By M. Dillon and L. Garland
Routledge (2nd edn., 2015) p/b 854pp £29.99 (ISBN 9780415726993)
Anyone who has used the first edition of this volume will welcome this revised and extended version. The historical range has expanded to include the period from the death of Caesar to the death of Augustus; in addition the social history chapters now include material from this period. These chapters remain basically the same (with the addition of ‘sexuality’ to ‘Women and the Family’). The two new sections cover the rise of Octavian and the principate of Augustus. In the contents, the chapter headings have been expanded with sub-sections. This makes identifying the material easy to find. There are introductory essays to each chapter and much shorter explanatory notes to documents (reduced in size from the first edition owing to the scope of the additional material now included).

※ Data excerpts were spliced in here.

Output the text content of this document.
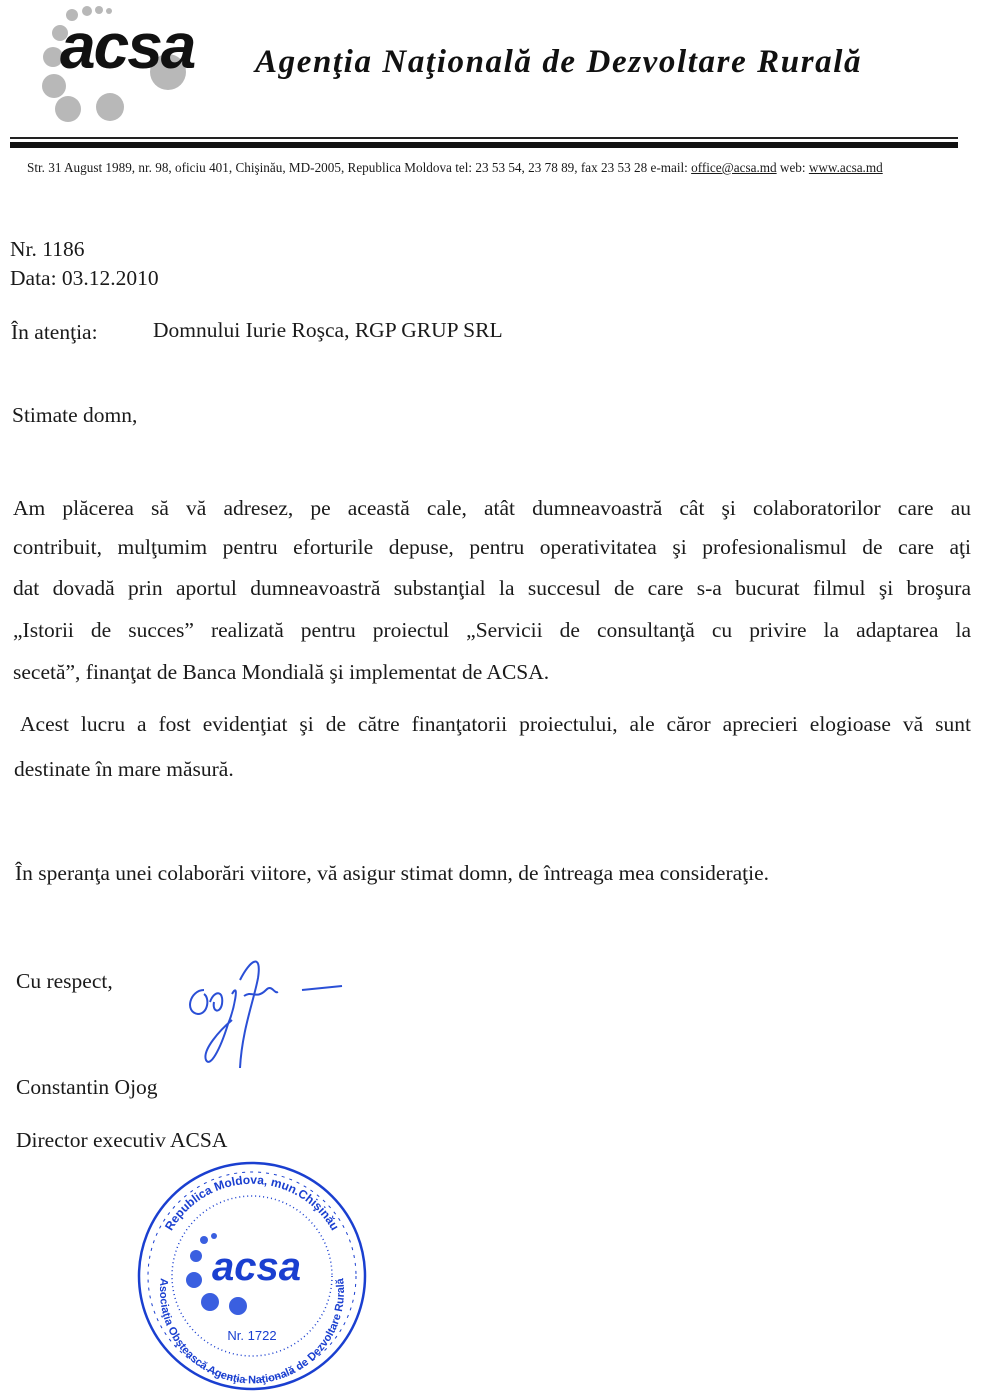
acsa Agenţia Naţională de Dezvoltare Rurală
Str. 31 August 1989, nr. 98, oficiu 401, Chişinău, MD-2005, Republica Moldova tel: 23 53 54, 23 78 89, fax 23 53 28 e-mail: office@acsa.md web: www.acsa.md
Nr. 1186
Data: 03.12.2010
În atenţia:	Domnului Iurie Roşca, RGP GRUP SRL
Stimate domn,
Am plăcerea să vă adresez, pe această cale, atât dumneavoastră cât şi colaboratorilor care au
contribuit, mulţumim pentru eforturile depuse, pentru operativitatea şi profesionalismul de care aţi
dat dovadă prin aportul dumneavoastră substanţial la succesul de care s-a bucurat filmul şi broşura
„Istorii de succes” realizată pentru proiectul „Servicii de consultanţă cu privire la adaptarea la
secetă”, finanţat de Banca Mondială şi implementat de ACSA.
Acest lucru a fost evidenţiat şi de către finanţatorii proiectului, ale căror aprecieri elogioase vă sunt
destinate în mare măsură.
În speranţa unei colaborări viitore, vă asigur stimat domn, de întreaga mea consideraţie.
Cu respect,
Constantin Ojog
Director executiv ACSA
Republica Moldova, mun.Chişinău
Asociaţia Obştească Agenţia Naţională de Dezvoltare Rurală
acsa
Nr. 1722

D. and G. have provided updated bibliographies and an extensive general index and one of ancient sources, plus a glossary (now at the beginning of the book), and abbreviations of personal names (always useful!). A brief guide to citing sources will be particularly helpful to those new to the subject.

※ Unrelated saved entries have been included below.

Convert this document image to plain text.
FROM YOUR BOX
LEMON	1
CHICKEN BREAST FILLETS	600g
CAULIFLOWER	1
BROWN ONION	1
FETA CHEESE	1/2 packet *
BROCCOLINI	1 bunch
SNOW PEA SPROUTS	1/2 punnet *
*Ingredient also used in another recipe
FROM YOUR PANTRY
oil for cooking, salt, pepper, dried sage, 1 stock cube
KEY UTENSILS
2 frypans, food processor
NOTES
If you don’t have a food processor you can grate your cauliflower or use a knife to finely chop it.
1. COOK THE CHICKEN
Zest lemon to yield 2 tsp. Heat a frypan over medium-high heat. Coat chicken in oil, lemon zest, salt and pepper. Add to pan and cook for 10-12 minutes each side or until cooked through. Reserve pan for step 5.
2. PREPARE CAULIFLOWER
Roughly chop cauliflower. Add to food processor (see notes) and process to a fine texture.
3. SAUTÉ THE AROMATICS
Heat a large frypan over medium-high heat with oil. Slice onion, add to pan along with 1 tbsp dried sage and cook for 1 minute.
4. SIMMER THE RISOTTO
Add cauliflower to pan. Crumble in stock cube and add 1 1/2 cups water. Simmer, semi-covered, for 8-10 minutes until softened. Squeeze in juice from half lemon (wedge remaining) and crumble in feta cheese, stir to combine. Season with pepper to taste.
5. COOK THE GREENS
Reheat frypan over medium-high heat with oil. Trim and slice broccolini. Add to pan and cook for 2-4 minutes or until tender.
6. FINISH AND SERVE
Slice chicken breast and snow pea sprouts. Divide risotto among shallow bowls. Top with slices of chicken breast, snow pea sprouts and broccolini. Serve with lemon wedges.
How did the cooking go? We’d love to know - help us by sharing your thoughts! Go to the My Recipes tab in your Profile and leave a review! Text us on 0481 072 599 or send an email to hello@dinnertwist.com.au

The new chapters 14 and 15 (‘Octavian’s rise to power’ and ‘The age of Augustus’) feature not only the standard sources such as Plutarch and Suetonius but also Cassius Dio, Appian, Cicero’s Letters and Nicholaus of Damascus. There are sources which are less easy to access, including speeches, poetry, inscriptions and coins. Chapter 14 deals with the chronological events from the second triumvirate to the first settlement of 27 BC. The extracts chart clearly the issues faced by both Octavian and Antony and the course towards Actium. ‘The age of Augustus’ is especially interesting its variety of contemporary and later sources as well as extracts from the Fasti; there are sections on the Augustan laws bringing together useful accounts and views, Augustus’ family and friends, the imperial cult, slaves, freedmen, family life as well as sections on the constitution and politics.
This new volume is a welcome reference book for anyone interested in the history of the republic and Augustus. The translations are accessible and clearly designed for the general reader as much as for the teacher or student. It provides an excellent introduction to the study of sources, offering knowledge and understanding of a range of documents and authors across a wide spectrum.